クローン羊はなぜ短命か? (20020224長沼伸一郎)


 現在、クローンの羊などを作ったとき、理屈からすればそれは完全にオリジナルの複製となっているはずなのに、なぜか寿命が短いなどの障害が発生しており、それがなぜなのかは不明のままとなっている。
 しかし作用マトリックスの考えからすれば、もともとそれが本当に寸分違わぬ複製であるかということ自体が、本来ならもっと議論の対象になっても良いことだったのである。
 実際、クローンという発想には、DNAの機能だけが完全に他と独立して存在できるという、一種のハーモニック・コスモス信仰の影が見られるのであり、そこで作用マトリックスを使うと例えばどのような疑問点を明らかにできるのかについて、以下に見てみよう。

 例えばそれらのクローン羊の寿命が短いことなどについては、次のような可能性が考えられる。
 すなわちクローンの発想が完全に成り立つためには、そのDNAを入れてやる「容れ物」としての卵細胞がどれでも完全に一様で、作用マトリックスで表現した場合、それを完全共通項として外へくくり出せるなどして、とにかくそれにまつわる相互作用成分を結果的にゼロにできるということが、実は暗黙のうちに想定されている。
 ところがもしそういう仮定が何も存在しない場合、例えば次のようなメカニズムが存在する可能性というものを排除できないことになる。
 つまりこの場合、無論母親のDNAはまず父親側のDNAと混じり合って子供のDNAを生成することに関与しており、作用マトリックスに書けばそれが母親のDNAから発する相互作用となっているが、実はそこから発する矢印はそれ一本だけではない。
 それというのも、もともとその母親の胎内にある卵細胞自体が母親の体の生成物である以上、もとをたどればそれも母親のDNAの中の設計図を基に作られていることになる、つまり卵細胞もそこからの相互作用を受けている。
 そのため本来ここで、母親のDNAからの相互作用の矢印は二本生まれてしまっていることになる。
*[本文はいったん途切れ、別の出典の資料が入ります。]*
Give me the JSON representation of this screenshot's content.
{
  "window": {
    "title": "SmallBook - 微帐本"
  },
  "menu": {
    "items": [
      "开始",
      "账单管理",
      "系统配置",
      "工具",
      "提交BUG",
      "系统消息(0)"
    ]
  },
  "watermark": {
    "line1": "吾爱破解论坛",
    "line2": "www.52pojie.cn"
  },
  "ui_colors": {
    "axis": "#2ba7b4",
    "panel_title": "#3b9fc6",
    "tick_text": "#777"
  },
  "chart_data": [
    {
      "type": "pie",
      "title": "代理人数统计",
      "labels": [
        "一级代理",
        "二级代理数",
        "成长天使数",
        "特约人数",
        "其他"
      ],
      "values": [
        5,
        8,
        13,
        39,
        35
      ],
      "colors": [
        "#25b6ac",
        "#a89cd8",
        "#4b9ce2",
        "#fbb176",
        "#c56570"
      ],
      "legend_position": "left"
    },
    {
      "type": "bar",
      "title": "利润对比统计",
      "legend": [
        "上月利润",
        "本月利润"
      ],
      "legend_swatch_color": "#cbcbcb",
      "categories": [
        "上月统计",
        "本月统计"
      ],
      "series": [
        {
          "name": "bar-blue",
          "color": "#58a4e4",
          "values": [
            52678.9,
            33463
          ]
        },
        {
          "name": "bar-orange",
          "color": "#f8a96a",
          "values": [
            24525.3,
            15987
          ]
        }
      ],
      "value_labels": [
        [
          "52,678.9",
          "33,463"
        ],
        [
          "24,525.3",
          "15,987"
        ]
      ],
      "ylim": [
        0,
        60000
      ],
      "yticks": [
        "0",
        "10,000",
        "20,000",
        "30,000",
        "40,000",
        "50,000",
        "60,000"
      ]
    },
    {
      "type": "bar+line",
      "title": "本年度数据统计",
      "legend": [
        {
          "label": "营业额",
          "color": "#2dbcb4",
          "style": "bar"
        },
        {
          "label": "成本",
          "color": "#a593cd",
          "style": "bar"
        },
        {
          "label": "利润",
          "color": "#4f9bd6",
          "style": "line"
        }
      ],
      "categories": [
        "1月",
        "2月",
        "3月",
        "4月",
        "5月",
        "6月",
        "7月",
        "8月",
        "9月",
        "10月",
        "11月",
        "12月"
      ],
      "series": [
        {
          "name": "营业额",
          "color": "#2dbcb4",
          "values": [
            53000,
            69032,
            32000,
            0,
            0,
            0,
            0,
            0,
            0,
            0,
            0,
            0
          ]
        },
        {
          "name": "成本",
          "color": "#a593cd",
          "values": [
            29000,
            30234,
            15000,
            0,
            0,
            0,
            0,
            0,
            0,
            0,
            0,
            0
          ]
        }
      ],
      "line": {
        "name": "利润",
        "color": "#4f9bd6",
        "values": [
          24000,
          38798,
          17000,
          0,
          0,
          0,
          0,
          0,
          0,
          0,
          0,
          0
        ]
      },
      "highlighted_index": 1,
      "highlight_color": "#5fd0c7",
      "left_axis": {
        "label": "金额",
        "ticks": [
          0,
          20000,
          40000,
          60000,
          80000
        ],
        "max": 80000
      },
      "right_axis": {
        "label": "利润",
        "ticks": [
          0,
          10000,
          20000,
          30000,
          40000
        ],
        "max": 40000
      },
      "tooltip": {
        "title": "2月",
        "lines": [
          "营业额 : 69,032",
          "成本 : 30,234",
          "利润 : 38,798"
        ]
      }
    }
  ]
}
つまりこの時点ですでに、実は母親がもっている卵細胞それ自身が、母親自身のDNAによってそれぞれ微妙な差異を生じている可能性が、本来ゼロではなかったのだという理屈が生じているわけである。


△図1

 そうなってくると、もう明らかに問題点は少なくとも一つは明らかであり、例えば「容れ物」としての母親の卵細胞は、そこに据えるDNAに関しては、実は本来その母親のものが半分入ったDNAしか受け入れることができないのではあるまいかということなどが考えられる。
 言葉を換えればその場合のみ、個々の卵細胞のもつ特性と、そこに据えるDNAのもつ特性がうまく合致する、あるいはちょうど式の両辺に同じ項があるからキャンセルするようにして、障害が消滅するのではないかということになる。

△図2


 そのため容れ物に勝手に外から別のDNAを挿入してしまった場合、いわば式の両辺に同じ項がなくて相殺できず、非常に小さい誤差が最初の段階からどこかに組み込まれてしまうということになりかない。
 そしてここで再び作用マトリックスに立ち返ると、その誤差はどんなに小さくとも時間と共に指数関数的に拡大するため、いずれはマクロなレベルにまで成長することになり、それがクローン羊などが短命であることの原因なのではないかというわけである。

 そしてまたこの「障害が時間と供に指数関数的に拡大する」という数学的な事実が、この種の現象の実際とかなり一致しているように見えなくもない。
 すなわち、例えば5年でその障害の大きさが許容限度を超えて羊が死んでしまうという場合、もしその障害の拡大が指数関数的であるならば、4年目の段階ではまだほとんどどうということもなく健康であろうし、まして誕生したての時期でオリジナルと比較したならば、どこかに障害があるということ自体、恐らくほとんど確認できないはずだということである。

△図3

 これはどうも短命なクローン羊のたどる運命にかなり重なる部分があるように見えなくもないのである。

 ともかく数学的には、これらの考えられるすべての相互作用成分がすべてゼロであるということが証明されない限り、技術的にもクローン人間というものは実は本当の意味では作ることができないし、また作ってはならないことになるわけである。
 このあたり、生命科学業界では一体どういう形で議論がなされており、あるいはなされていないのだろうか。